Question

Question #1112a

Answer 1

You'd need 97.9 kJ of heat to melt that much ice at `0^@"C"`.

Explanation:

The first thing you need to notice is that you need to melt the ice at its melting temperature. This means that you're dealing with a phase change and all the supplied heat will go into converting solid ice at `0^@"C"` to liquid water at `0^@"C"`.

The equation that you'll use looks like this

`q = n* DeltaH_"fus"`, where

`n` - the number of moles of ice;
`DeltaH_"fus"` - the molar enthalpy of fusion.

Since the molar heat of fusion expresses the amount of heat required to convert 1 mole of solid ice to liquid water at `0^@"C"`, you're going to have to determine how many moles of ice are present in your sample.

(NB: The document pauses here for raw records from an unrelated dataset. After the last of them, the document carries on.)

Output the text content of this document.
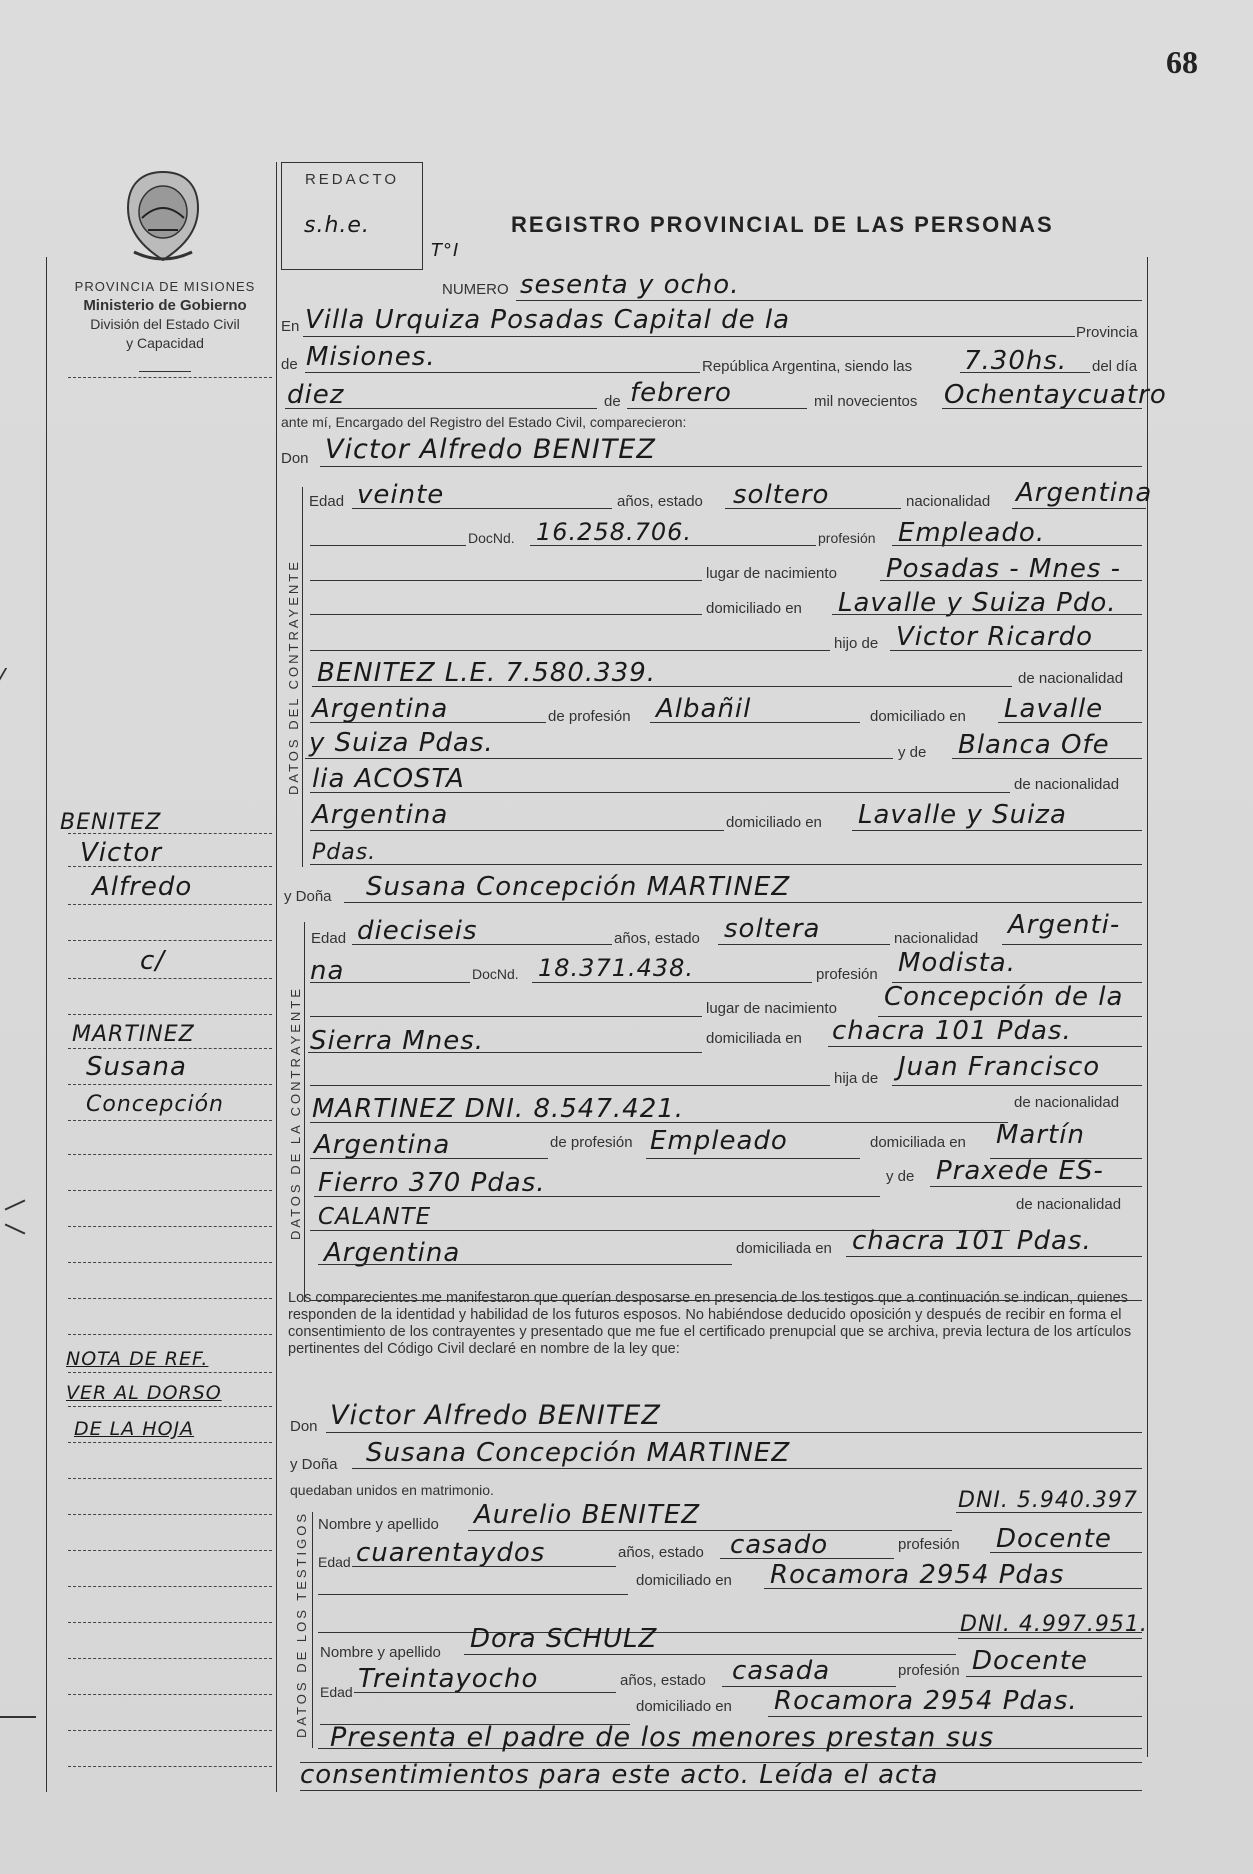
68
PROVINCIA DE MISIONES
Ministerio de Gobierno
División del Estado Civil
y Capacidad
REDACTO
s.h.e.
T°I
REGISTRO PROVINCIAL DE LAS PERSONAS
NUMERO sesenta y ocho.
En Villa Urquiza Posadas Capital de la	Provincia
de Misiones.	República Argentina, siendo las 7.30hs. del día
diez	de febrero	mil novecientos Ochentaycuatro
ante mí, Encargado del Registro del Estado Civil, comparecieron:
Don Victor Alfredo BENITEZ
DATOS DEL CONTRAYENTE
Edad veinte	años, estado soltero	nacionalidad Argentina
DocNd. 16.258.706.	profesión Empleado.
lugar de nacimiento Posadas - Mnes -
domiciliado en Lavalle y Suiza Pdo.
hijo de Victor Ricardo
BENITEZ L.E. 7.580.339.	de nacionalidad
Argentina	de profesión Albañil	domiciliado en Lavalle
y Suiza Pdas.	y de Blanca Ofe
lia ACOSTA	de nacionalidad
Argentina	domiciliado en Lavalle y Suiza
Pdas.
y Doña Susana Concepción MARTINEZ
DATOS DE LA CONTRAYENTE
Edad dieciseis	años, estado soltera	nacionalidad Argenti-
na	DocNd. 18.371.438.	profesión Modista.
lugar de nacimiento Concepción de la
Sierra Mnes.	domiciliada en chacra 101 Pdas.
hija de Juan Francisco
MARTINEZ DNI. 8.547.421.	de nacionalidad
Argentina	de profesión Empleado	domiciliada en Martín
Fierro 370 Pdas.	y de Praxede ES-
CALANTE	de nacionalidad
Argentina	domiciliada en chacra 101 Pdas.
Los comparecientes me manifestaron que querían desposarse en presencia de los testigos que a continuación se indican, quienes responden de la identidad y habilidad de los futuros esposos. No habiéndose deducido oposición y después de recibir en forma el consentimiento de los contrayentes y presentado que me fue el certificado prenupcial que se archiva, previa lectura de los artículos pertinentes del Código Civil declaré en nombre de la ley que:
Don Victor Alfredo BENITEZ
y Doña Susana Concepción MARTINEZ
quedaban unidos en matrimonio.
DATOS DE LOS TESTIGOS Nombre y apellido Aurelio BENITEZ	DNI. 5.940.397
Edad cuarentaydos	años, estado casado	profesión Docente
domiciliado en Rocamora 2954 Pdas
Nombre y apellido Dora SCHULZ	DNI. 4.997.951.
Edad Treintayocho	años, estado casada	profesión Docente
domiciliado en Rocamora 2954 Pdas.
Presenta el padre de los menores prestan sus
consentimientos para este acto. Leída el acta
BENITEZ
Victor
Alfredo
c/
MARTINEZ
Susana
Concepción
NOTA DE REF.
VER AL DORSO
DE LA HOJA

You can write the number of moles of a substance as the ratio between mass and molar mass

`n = m/M_M`

In order to get the mass of ice, you can use its density and volume

`rho = m/V => m = rho * V`

In your case, you have

`320cancel("cm"^3) * "0.917 g"/(1cancel("cm"^3)) = "293.44 g"`

Water's molar mass is equal to 18.02 g/mol, which means that you get

`q = (293.44cancel("g"))/(18.02cancel("g")/cancel("mol")) * 6.009"kJ"/cancel("mol") = "97.85 kJ"`

Rounded to three sig figs, the answer will be

`q = color(green)("97.9 kJ")`

You need to supply 97.9 kJ of heat in order to convert 293.44 g of ice at `0^@"C"` to liquid water at `0^@"C"`.